Science and our culture are at a crossroads
Last week I picked up Stuart Ritchie’s recent examination of the current system of research funding and publication, Science Fictions: How Fraud, Bias, Negligence, and Hype Undermine the Search for Truth. It didn’t take many page turns before I had my first “aha!” moment.
Ritchie’s premise is that the system of checks and balances within the scientific community is badly broken, and he showcases this assertion by highlighting two recent psychological studies, both peer-reviewed and published in respected scientific journals.
The first proved unreliable, as its methodology was overly simplistic and not replicated. In fact, Ritchie’s follow-up attempt at replicating this experiment was summarily rejected by the journal that published the original study.
The second turned out to be an absolute fraud because the data was actually a figment of the researcher’s imagination.
He accurately asserts, “Science, the discipline in which we should find the harshest skepticism, the most pin-sharp rationality and the hardest-headed empiricism, has become home to a dizzying array of incompetence, delusion, lies and self-deception. In the process, the central purpose of science – to find our way ever closer to the truth – is being undermined.”
This is concerning, especially at a time when America—and the world—needs settled science to tackle issues like pandemics, an aging population, a hungry population, cybersecurity, and alternative energy sources, among many other things.
Science in its purest form is based on doubt and a search for the truth—even if that truth challenges the existing beliefs of the scientists conducting the research, the organizations funding the research, the public policymakers who will make decisions on the results of the research, and the millions of average Americans like me whose belief may be challenged by the findings of the research.
Sadly, our public trust in science’s “pin-sharp rationality” is being undermined by shameless hucksters, scientific rogues, and political idealogues.
Ritchie further highlights the risks we face to the integrity of science by sharing that knowledge, often proprietary to the scientists who discovered it, is “being altered or hidden, distorting the scientific record and damaging our medical, technology, educational interventions, and government policies,” and later that, “entirely avoidable errors and slip-ups routinely make it past the Maginot Line of peer review.
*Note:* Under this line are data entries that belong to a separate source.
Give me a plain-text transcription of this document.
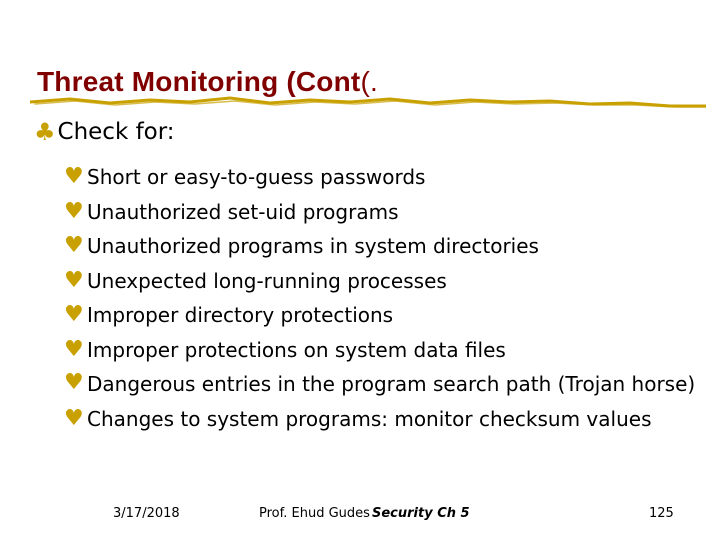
Threat Monitoring (Cont(.
♣ Check for:
♥ Short or easy-to-guess passwords
♥ Unauthorized set-uid programs
♥ Unauthorized programs in system directories
♥ Unexpected long-running processes
♥ Improper directory protections
♥ Improper protections on system data files
♥ Dangerous entries in the program search path (Trojan horse)
♥ Changes to system programs: monitor checksum values
3/17/2018	Prof. Ehud Gudes Security Ch 5	125
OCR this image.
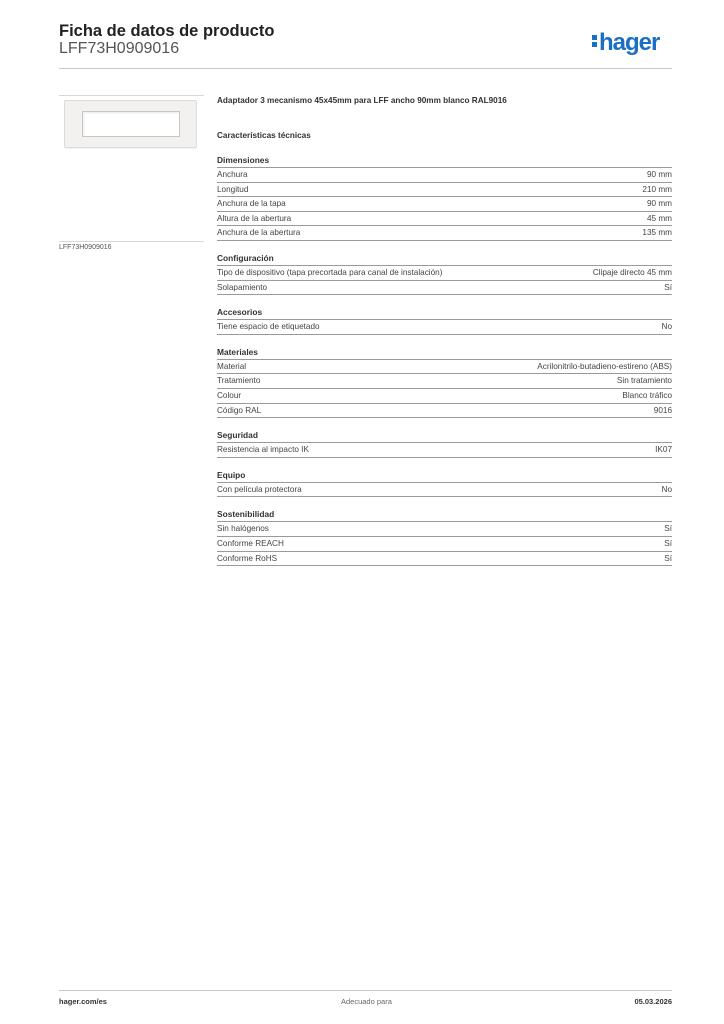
Ficha de datos de producto
LFF73H0909016	hager
LFF73H0909016
Adaptador 3 mecanismo 45x45mm para LFF ancho 90mm blanco RAL9016
Características técnicas
Dimensiones
Anchura	90 mm
Longitud	210 mm
Anchura de la tapa	90 mm
Altura de la abertura	45 mm
Anchura de la abertura	135 mm
Configuración
Tipo de dispositivo (tapa precortada para canal de instalación)	Clipaje directo 45 mm
Solapamiento	Sí
Accesorios
Tiene espacio de etiquetado	No
Materiales
Material	Acrilonitrilo-butadieno-estireno (ABS)
Tratamiento	Sin tratamiento
Colour	Blanco tráfico
Código RAL	9016
Seguridad
Resistencia al impacto IK	IK07
Equipo
Con película protectora	No
Sostenibilidad
Sin halógenos	Sí
Conforme REACH	Sí
Conforme RoHS	Sí
hager.com/es	Adecuado para	05.03.2026
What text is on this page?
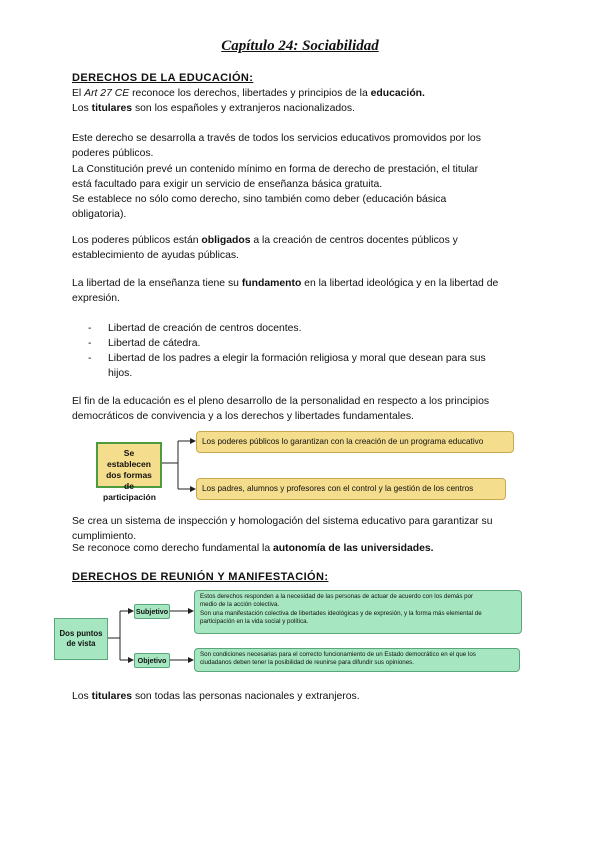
Capítulo 24: Sociabilidad
DERECHOS DE LA EDUCACIÓN:
El Art 27 CE reconoce los derechos, libertades y principios de la educación.
Los titulares son los españoles y extranjeros nacionalizados.
Este derecho se desarrolla a través de todos los servicios educativos promovidos por los
poderes públicos.
La Constitución prevé un contenido mínimo en forma de derecho de prestación, el titular
está facultado para exigir un servicio de enseñanza básica gratuita.
Se establece no sólo como derecho, sino también como deber (educación básica
obligatoria).
Los poderes públicos están obligados a la creación de centros docentes públicos y
establecimiento de ayudas públicas.
La libertad de la enseñanza tiene su fundamento en la libertad ideológica y en la libertad de
expresión.
- Libertad de creación de centros docentes.
- Libertad de cátedra.
- Libertad de los padres a elegir la formación religiosa y moral que desean para sus
hijos.
El fin de la educación es el pleno desarrollo de la personalidad en respecto a los principios
democráticos de convivencia y a los derechos y libertades fundamentales.
Se establecen dos formas de participación
Los poderes públicos lo garantizan con la creación de un programa educativo
Los padres, alumnos y profesores con el control y la gestión de los centros
Se crea un sistema de inspección y homologación del sistema educativo para garantizar su
cumplimiento.
Se reconoce como derecho fundamental la autonomía de las universidades.
DERECHOS DE REUNIÓN Y MANIFESTACIÓN:
Dos puntos de vista
Subjetivo
Objetivo
Estos derechos responden a la necesidad de las personas de actuar de acuerdo con los demás por
medio de la acción colectiva.
Son una manifestación colectiva de libertades ideológicas y de expresión, y la forma más elemental de
participación en la vida social y política.
Son condiciones necesarias para el correcto funcionamiento de un Estado democrático en el que los
ciudadanos deben tener la posibilidad de reunirse para difundir sus opiniones.
Los titulares son todas las personas nacionales y extranjeros.
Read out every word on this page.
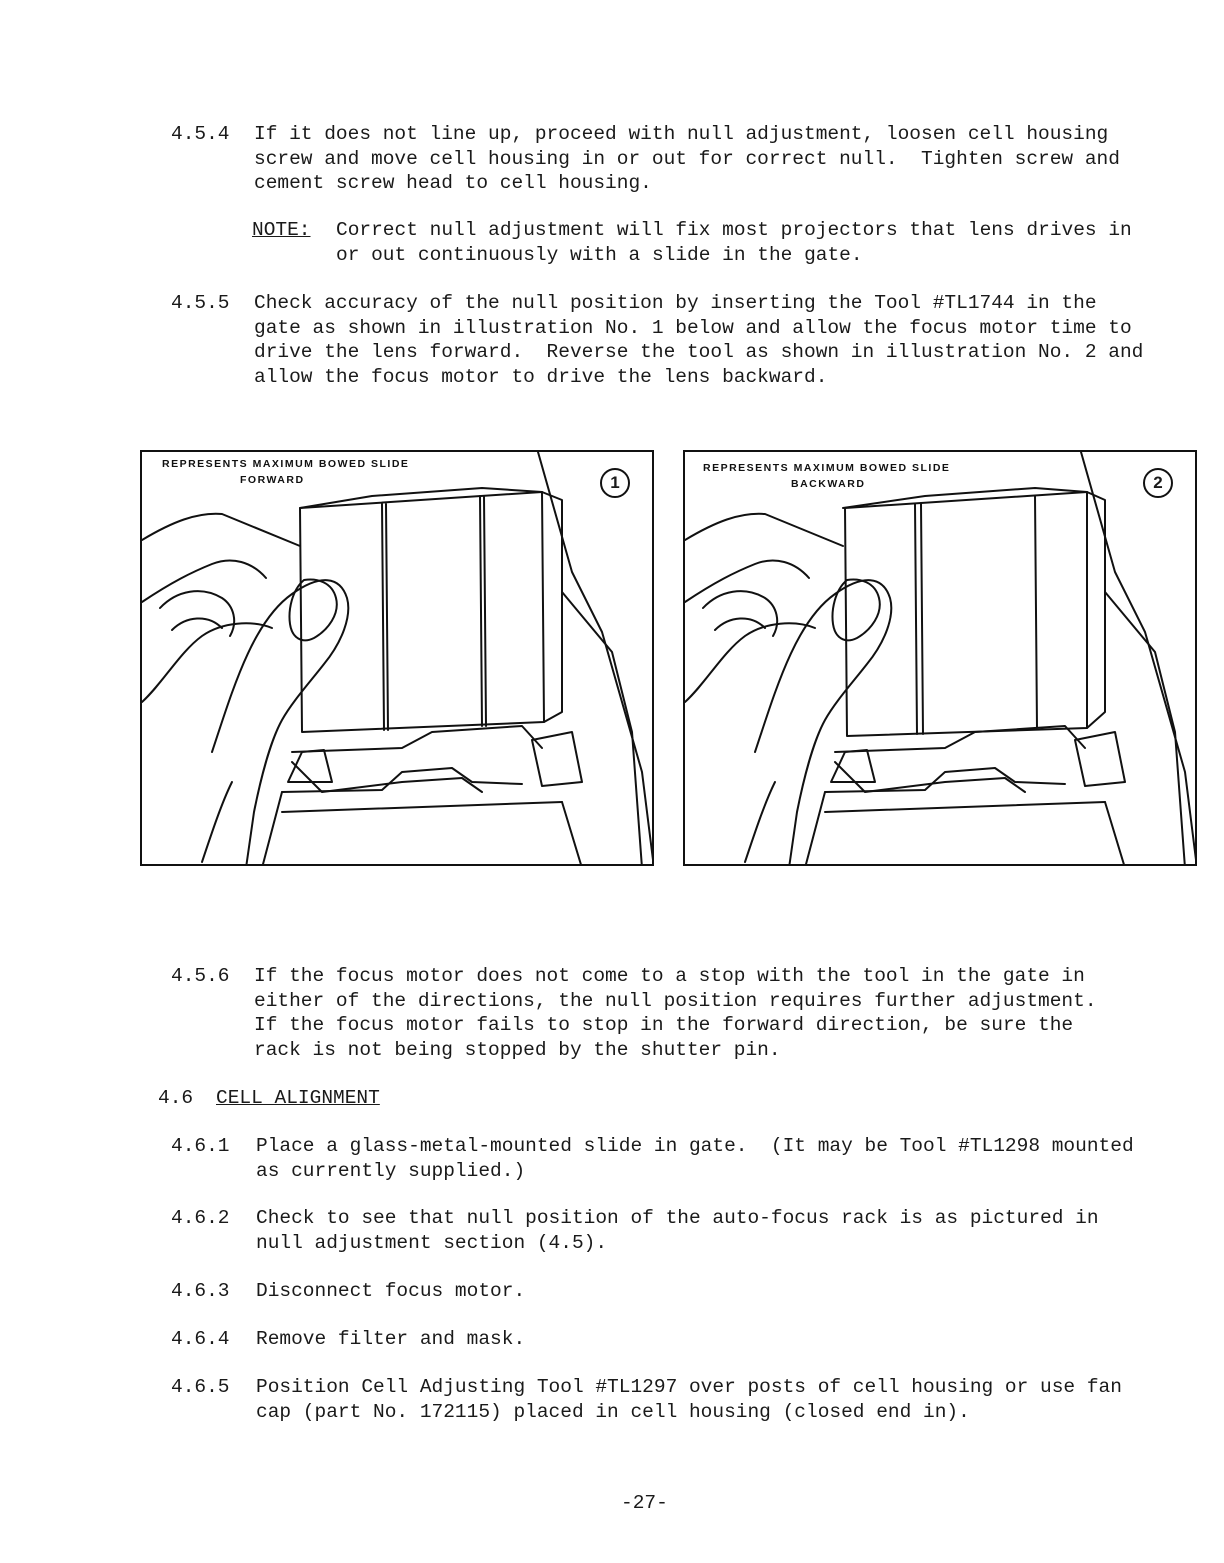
4.5.4 If it does not line up, proceed with null adjustment, loosen cell housing
screw and move cell housing in or out for correct null.  Tighten screw and
cement screw head to cell housing.
NOTE: Correct null adjustment will fix most projectors that lens drives in
or out continuously with a slide in the gate.
4.5.5 Check accuracy of the null position by inserting the Tool #TL1744 in the
gate as shown in illustration No. 1 below and allow the focus motor time to
drive the lens forward.  Reverse the tool as shown in illustration No. 2 and
allow the focus motor to drive the lens backward.
REPRESENTS MAXIMUM BOWED SLIDE
FORWARD	1
REPRESENTS MAXIMUM BOWED SLIDE
BACKWARD	2
4.5.6 If the focus motor does not come to a stop with the tool in the gate in
either of the directions, the null position requires further adjustment.
If the focus motor fails to stop in the forward direction, be sure the
rack is not being stopped by the shutter pin.
4.6 CELL ALIGNMENT
4.6.1 Place a glass-metal-mounted slide in gate.  (It may be Tool #TL1298 mounted
as currently supplied.)
4.6.2 Check to see that null position of the auto-focus rack is as pictured in
null adjustment section (4.5).
4.6.3 Disconnect focus motor.
4.6.4 Remove filter and mask.
4.6.5 Position Cell Adjusting Tool #TL1297 over posts of cell housing or use fan
cap (part No. 172115) placed in cell housing (closed end in).
-27-
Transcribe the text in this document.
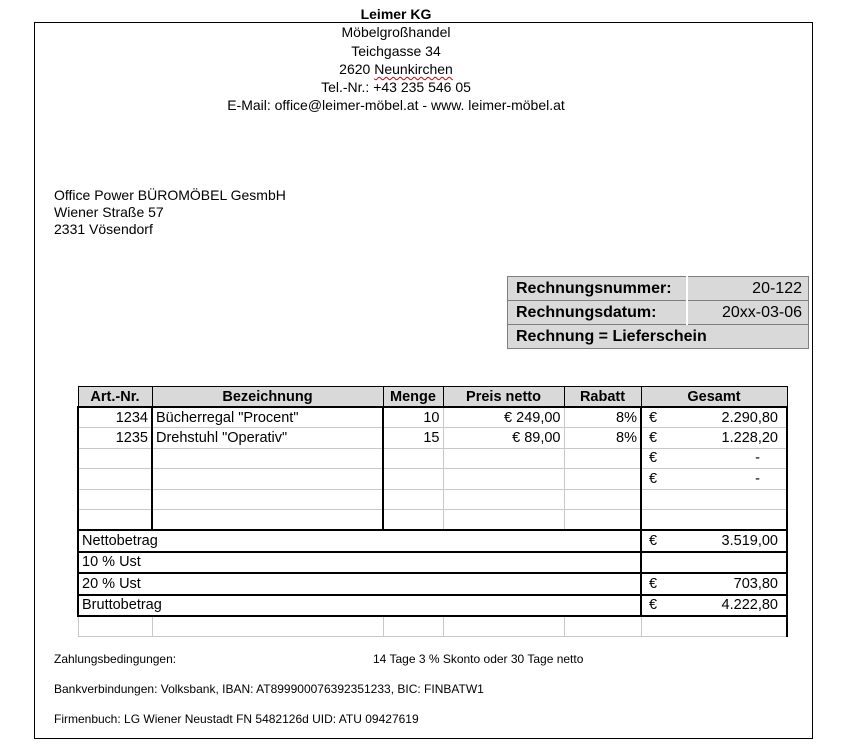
Leimer KG
Möbelgroßhandel
Teichgasse 34
2620 Neunkirchen
Tel.-Nr.: +43 235 546 05
E-Mail: office@leimer-möbel.at - www. leimer-möbel.at
Office Power BÜROMÖBEL GesmbH
Wiener Straße 57
2331 Vösendorf
Rechnungsnummer:	20-122
Rechnungsdatum:	20xx-03-06
Rechnung = Lieferschein	
Art.-Nr.	Bezeichnung	Menge	Preis netto	Rabatt	Gesamt	
1234	Bücherregal "Procent"	10	€ 249,00	8%	€	2.290,80
1235	Drehstuhl "Operativ"	15	€ 89,00	8%	€	1.228,20
					€	-
					€	-

Nettobetrag					€	3.519,00
10 % Ust						
20 % Ust					€	703,80
Bruttobetrag					€	4.222,80

Zahlungsbedingungen:	14 Tage 3 % Skonto oder 30 Tage netto
Bankverbindungen: Volksbank, IBAN: AT899900076392351233, BIC: FINBATW1
Firmenbuch: LG Wiener Neustadt FN 5482126d UID: ATU 09427619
Books, media reports and our heads are being filled with ‘facts’ that are either incorrect, exaggerated, or drastically misleading.”
The search for scientific truth does not just impact the scientific community—it lives at the intersection of our scientific, judicial, and economic systems. When the integrity of science is in question due to incorrect, exaggerated, or drastically misleading ‘facts’, it becomes much easier to bring mass tort lawsuits to life or seek overly restrictive regulations that inhibit ingenuity and growth.